Младший проверяющий бросился на розыски старшего проверяющего из Москвы.

— А вот там… а вот он… — взбалмошно и жалобно доносилось где-то с краю.

— Кто?! — слышался старший проверяющий. — Где?!

И вот они стоят вдвоём у «Ботика Петра Первого».

Старшему проверяющему достаточно было только взглянуть, чтобы все понять, он умел ценить вечность. «Ботик» откупорил глаза — в них была пропасть серой влаги.

— Куда он тебя послал? — хрипло наклонился старший к младшему, не отрываясь от «Ботика». Младший почтительно потянулся к уху начальства.

— Мда-а? — недоверчиво протянул старший и спокойно заметил: — Ну и иди, куда послали. Спрашиваешь всякую… — и тут старший проверяющий позволил себе выражение, несомненно относящееся к животному миру нашей родной планеты.

— Закончить опрос функциональных обязанностей! — протяжно продолгоносил начальник штаба. — Приступить к строевым приемам на месте и в движении!

Бабочка

Офицер свихнуться не может. Он просто не должен свихнуться. По идее — не должен.

Бывают, правда, отдельные случаи. Помню, был такой офицер, который на эсминце «Грозный» исполнял, кроме трех должностей одновременно, ещё и должность помощника командира.

Его год не спускали на берег. Сначала он просился, как собака под дверью: все ходил, скулил все, а потом затих в углу и сошел с ума.

Его сняли с борта, поместили в госпиталь, потом ещё куда-то, а потом уволили по-тихому в запас.

Говорят, когда он шел с корабля, он смеялся, как ребёнок. Бывает, конечно, у нас такое, но чаще всего офицер, если окружающим что-то начинает казаться, все же дурочку валяет — это ему в запас уйти хочется, офицеру, вот он и лепит горбатого.

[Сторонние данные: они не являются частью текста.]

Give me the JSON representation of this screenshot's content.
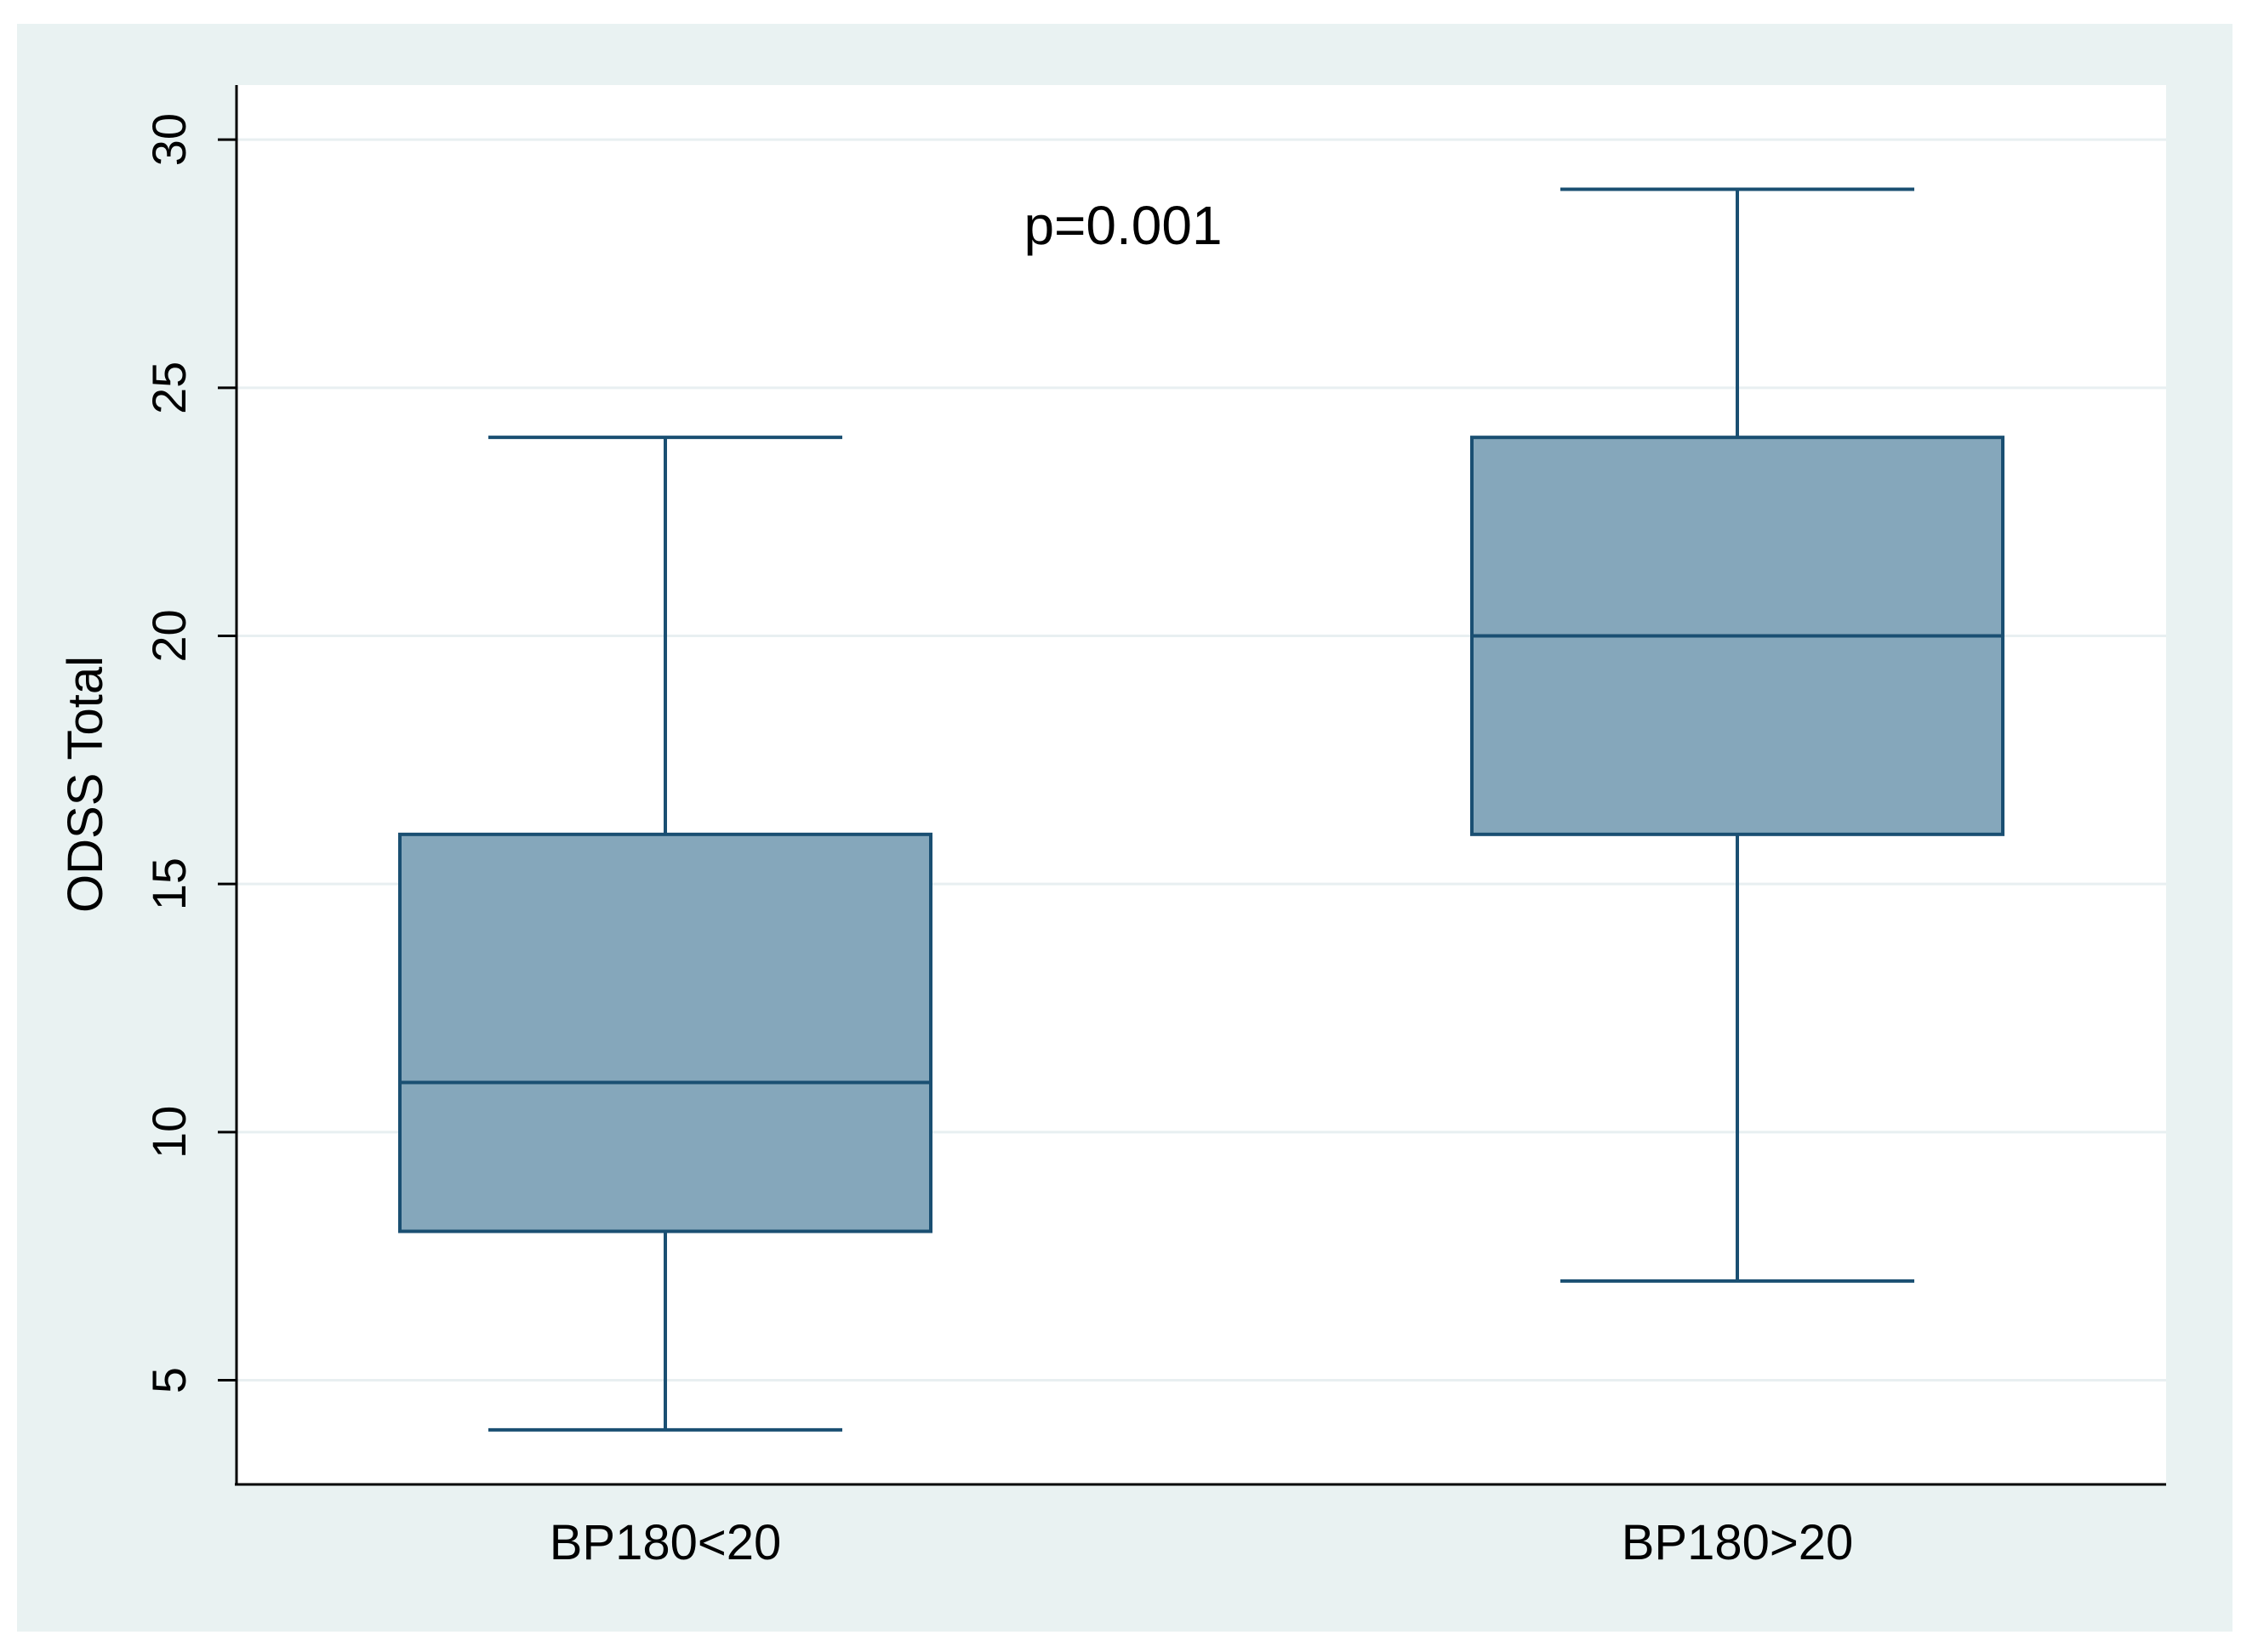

Раньше в запас уйти сложно было; раньше нужно было или пить беспробудно, или, как уже говорилось, лепить горбатого.

Но лепить горбатого можно только тогда, когда у тебя способности есть, когда талант имеется и в придачу, соответствующая физиономия, когда есть склонность к импровизации, к театру есть склонность или там — к пантомиме…

Был у нас такой орел. Когда в магазине появились детские бабочки на колесиках, он купил одну на пробу.

Бабочка приводилась в действие прикрепленной к ней палочкой: нужно было идти и катить перед собой бабочку, держась за палочку; бабочка при этом махала крыльями.

Он водил её на службу. Каждый день. На службу и со службы. Долго водил: бабочка весело бежала рядом.

С того момента, как он бабочку водить стал, он онемел: все время молчал и улыбался.

С ним пытались говорить, беседовать, его проверяли: таскали по врачам. А он всюду ходил с бабочкой: открывалась дверь, и к врачу сначала впархивала бабочка, а потом уже он.

И к командиру дивизии он пошёл с бабочкой, и к командующему…

Врачи пожимали плечами и говорили, что он здоров… хотя…

— Ну-ка, посмотрите вот сюда… нет… все вроде… до носа дотроньтесь…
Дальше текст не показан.